Aunque no alcanzaron el grado de carteles, las organizaciones comandadas por Alejandro Arias, Jonathan Pérez y Roney Díaz Oconitrillo, conocidos como Diablo, Tan y Coco Guácimo, ejercieron un nivel de violencia superior al de una banda transnacional.
A esos se les atribuyen al menos 360 homicidios. Para el director del Organismo de Investigación Judicial (OIJ), Michael Soto, el dato es conservador y estaría relacionado con el modo de operar de estas estructuras criminales, muy habituadas al uso sistemático de la violencia.
Soto explicó que ninguno de esos grupos, al menos hasta el momento, ha sido catalogado como cartel de droga porque no alcanzaron la transnacionalidad. Sin embargo, se trata de estructuras “muy organizadas”, “clanes muy fuertes” que, por su naturaleza local, han sido responsables de las pugnas en los barrios.

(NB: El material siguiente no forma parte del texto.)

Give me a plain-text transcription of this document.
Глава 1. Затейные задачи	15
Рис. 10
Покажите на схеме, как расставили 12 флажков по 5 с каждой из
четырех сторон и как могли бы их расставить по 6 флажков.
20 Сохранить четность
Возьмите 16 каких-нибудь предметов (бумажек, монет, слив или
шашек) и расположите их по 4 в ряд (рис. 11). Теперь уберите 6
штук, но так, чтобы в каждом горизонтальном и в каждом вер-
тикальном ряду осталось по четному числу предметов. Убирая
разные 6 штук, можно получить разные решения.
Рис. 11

Entre el 2016 y la actualidad, estos sujetos lograron tomar el control del tráfico local de drogas, el contrabando de cigarrillos y de licor, y otras actividades ilícitas en Pococí, Guácimo, Batán, Valle La Estrella, Sarapiquí, la zona norte, Cañas, Liberia, Santa Cruz, Nicoya, Quepos, Parrita, Garabito y Osa.

Organizaciones como las comandadas por Diablo, Tan y Coco Guácimo se dedicaron a colonizar territorios para la distribución de drogas y otros negocios ilícitos para diversificar sus ganancias.

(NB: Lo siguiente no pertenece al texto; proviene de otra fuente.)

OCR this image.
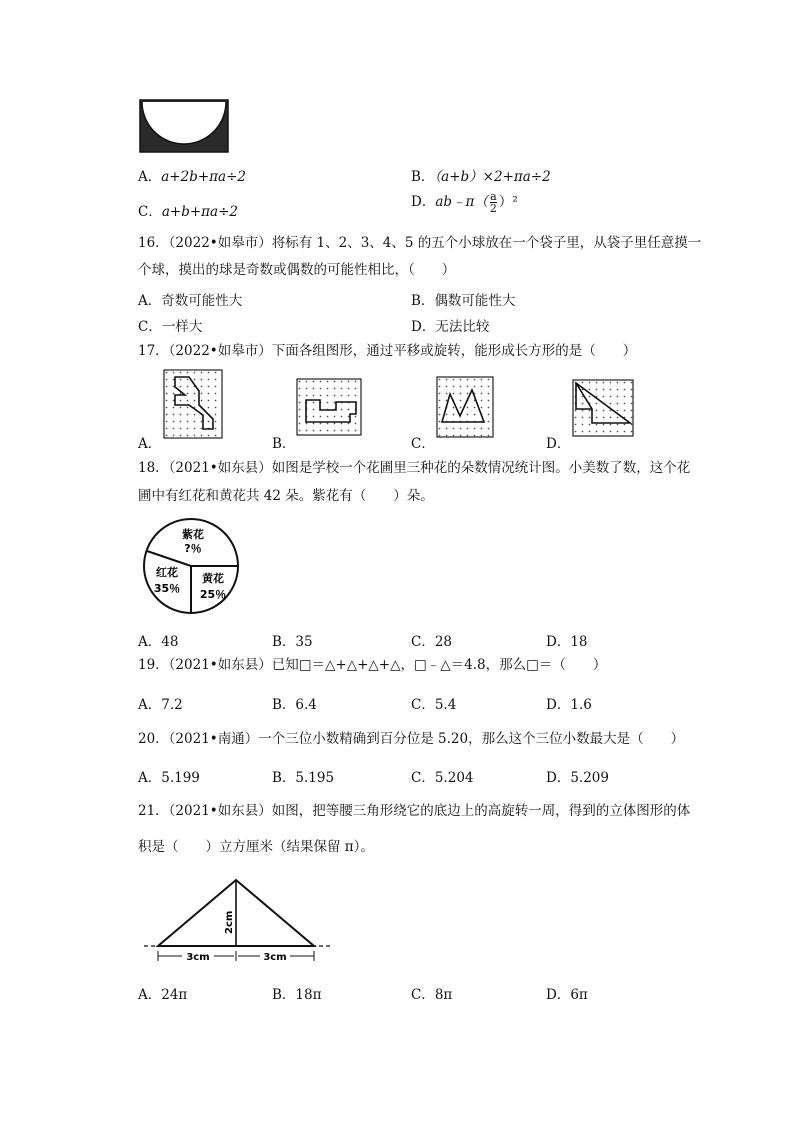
A．a+2b+πa÷2	B．（a+b）×2+πa÷2
C．a+b+πa÷2
D．ab﹣π（ $\frac{a}{2} )^2$
16．（2022•如皋市）将标有 1、2、3、4、5 的五个小球放在一个袋子里，从袋子里任意摸一
个球，摸出的球是奇数或偶数的可能性相比，（　　）
A．奇数可能性大	B．偶数可能性大
C．一样大	D．无法比较
17．（2022•如皋市）下面各组图形，通过平移或旋转，能形成长方形的是（　　）
A．	B．	C．	D．
18．（2021•如东县）如图是学校一个花圃里三种花的朵数情况统计图。小美数了数，这个花
圃中有红花和黄花共 42 朵。紫花有（　　）朵。
紫花
?％
红花
35％
黄花
25％
A．48	B．35	C．28	D．18
19．（2021•如东县）已知□＝△+△+△+△，□﹣△＝4.8，那么□＝（　　）
A．7.2	B．6.4	C．5.4	D．1.6
20．（2021•南通）一个三位小数精确到百分位是 5.20，那么这个三位小数最大是（　　）
A．5.199	B．5.195	C．5.204	D．5.209
21．（2021•如东县）如图，把等腰三角形绕它的底边上的高旋转一周，得到的立体图形的体
积是（　　）立方厘米（结果保留 π）。
2cm
3cm	3cm
A．24π	B．18π	C．8π	D．6π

Aunque operan a nivel local, tienen cabecillas, división de funciones, personas dedicadas a recolectar dinero, vender lotería clandestina y transportar droga. Así como grupos encargados de amenazar, extorsionar y ejecutar los homicidios.

Más violentos que dos carteles
De acuerdo con el director de la Policía Judicial, estas estructuras locales son incluso más violentas que los únicos dos carteles de droga desarticulados en la historia del país. Uno de ellos es el cartel del Caribe Sur, comandado por los extraditables Luis Manuel Picado Grijalba, alias Shock, y Jordie Kevin Picado Grijalba, alias Noni, intervenido en noviembre del 2025 durante la Operación Traición.

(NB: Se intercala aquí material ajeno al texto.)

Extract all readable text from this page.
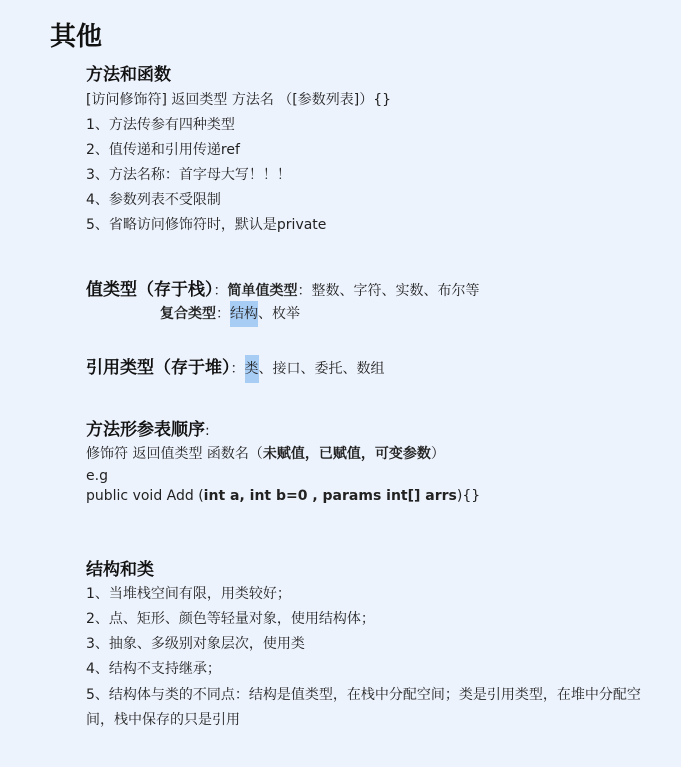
其他
方法和函数
[访问修饰符] 返回类型 方法名 （[参数列表]）{}
1、方法传参有四种类型
2、值传递和引用传递ref
3、方法名称：首字母大写！！！
4、参数列表不受限制
5、省略访问修饰符时，默认是private
值类型（存于栈）：简单值类型：整数、字符、实数、布尔等
复合类型：结构、枚举
引用类型（存于堆）：类、接口、委托、数组
方法形参表顺序:
修饰符 返回值类型 函数名（未赋值，已赋值，可变参数）
e.g
public void Add (int a, int b=0 , params int[] arrs){}
结构和类
1、当堆栈空间有限，用类较好；
2、点、矩形、颜色等轻量对象，使用结构体；
3、抽象、多级别对象层次，使用类
4、结构不支持继承；
5、结构体与类的不同点：结构是值类型，在栈中分配空间；类是引用类型，在堆中分配空
间，栈中保存的只是引用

El segundo es el grupo criminal encabezado por el extraditado Edwin López Vega, alias Pecho de Rata, desmantelado a finales de junio de este año en el marco del caso Riverside, durante los operativos más grandes en la historia de la Policía Judicial.
Estas dos últimas estructuras alcanzaron la categoría de cartel porque expandieron sus operaciones más allá de las fronteras nacionales y dentro de la pirámide criminal se ubicaron por encima de organizaciones como las comandadas por Diablo y sus aliados.
Shock, Noni y Pecho de Rata, según explicó Soto, eran quienes abastecían de cocaína y marihuana a Diablo, Tan y Coco Guácimo. Estos últimos se encargaban posteriormente de distribuir la droga en las calles y de disputarse el control del territorio para la venta local.
Decenas de homicidios
Son precisamente esas pugnas las que, según el jerarca, generan gran parte de los homicidios en el país.
Diablo comenzó sus operaciones en el 2016, pero su presencia criminal se intensificó a partir del 2019. Desde entonces, solo al grupo que él comanda se le han atribuido 200 homicidios. Tan, por su parte, comenzó a operar en el 2020 en Guácimo y a sus aliados se les vincula con 100 asesinatos, dos de ellos oficiales de la Fuerza Pública.
El más reciente ocurrió apenas el 13 de mayo, cuando el policía Gerson Rosales, de 28 años, fue asesinado por la espalda cuando trabajaba en un operativo de rutina en Batán de Matina.
Coco Guácimo, por otro lado, inició sus operaciones en el 2021 y hasta la fecha a su grupo se le atribuyen al menos 60 homicidios.
Tanto Diablo como Tan fueron detenidos el viernes 24 de julio en una finca privada en Sarapiquí, tras un intercambio de balas con oficiales de los grupos tácticos del OIJ. En ese mismo predio estaba Coco Guácimo, quien fue abatido por las autoridades durante la balacera que duró unos 50 minutos.
Estos sujetos eran tres de los diez más buscados por las autoridades costarricenses por sus altos perfiles criminales, su vínculo con el tráfico de drogas y asesinatos.
Por información que llevara al paradero de alias Diablo, el 30 de abril del 2025, el Departamento de Estado de Estados Unidos ofreció hasta $500.000. El sujeto llevaba casi 10 años prófugo de la justicia.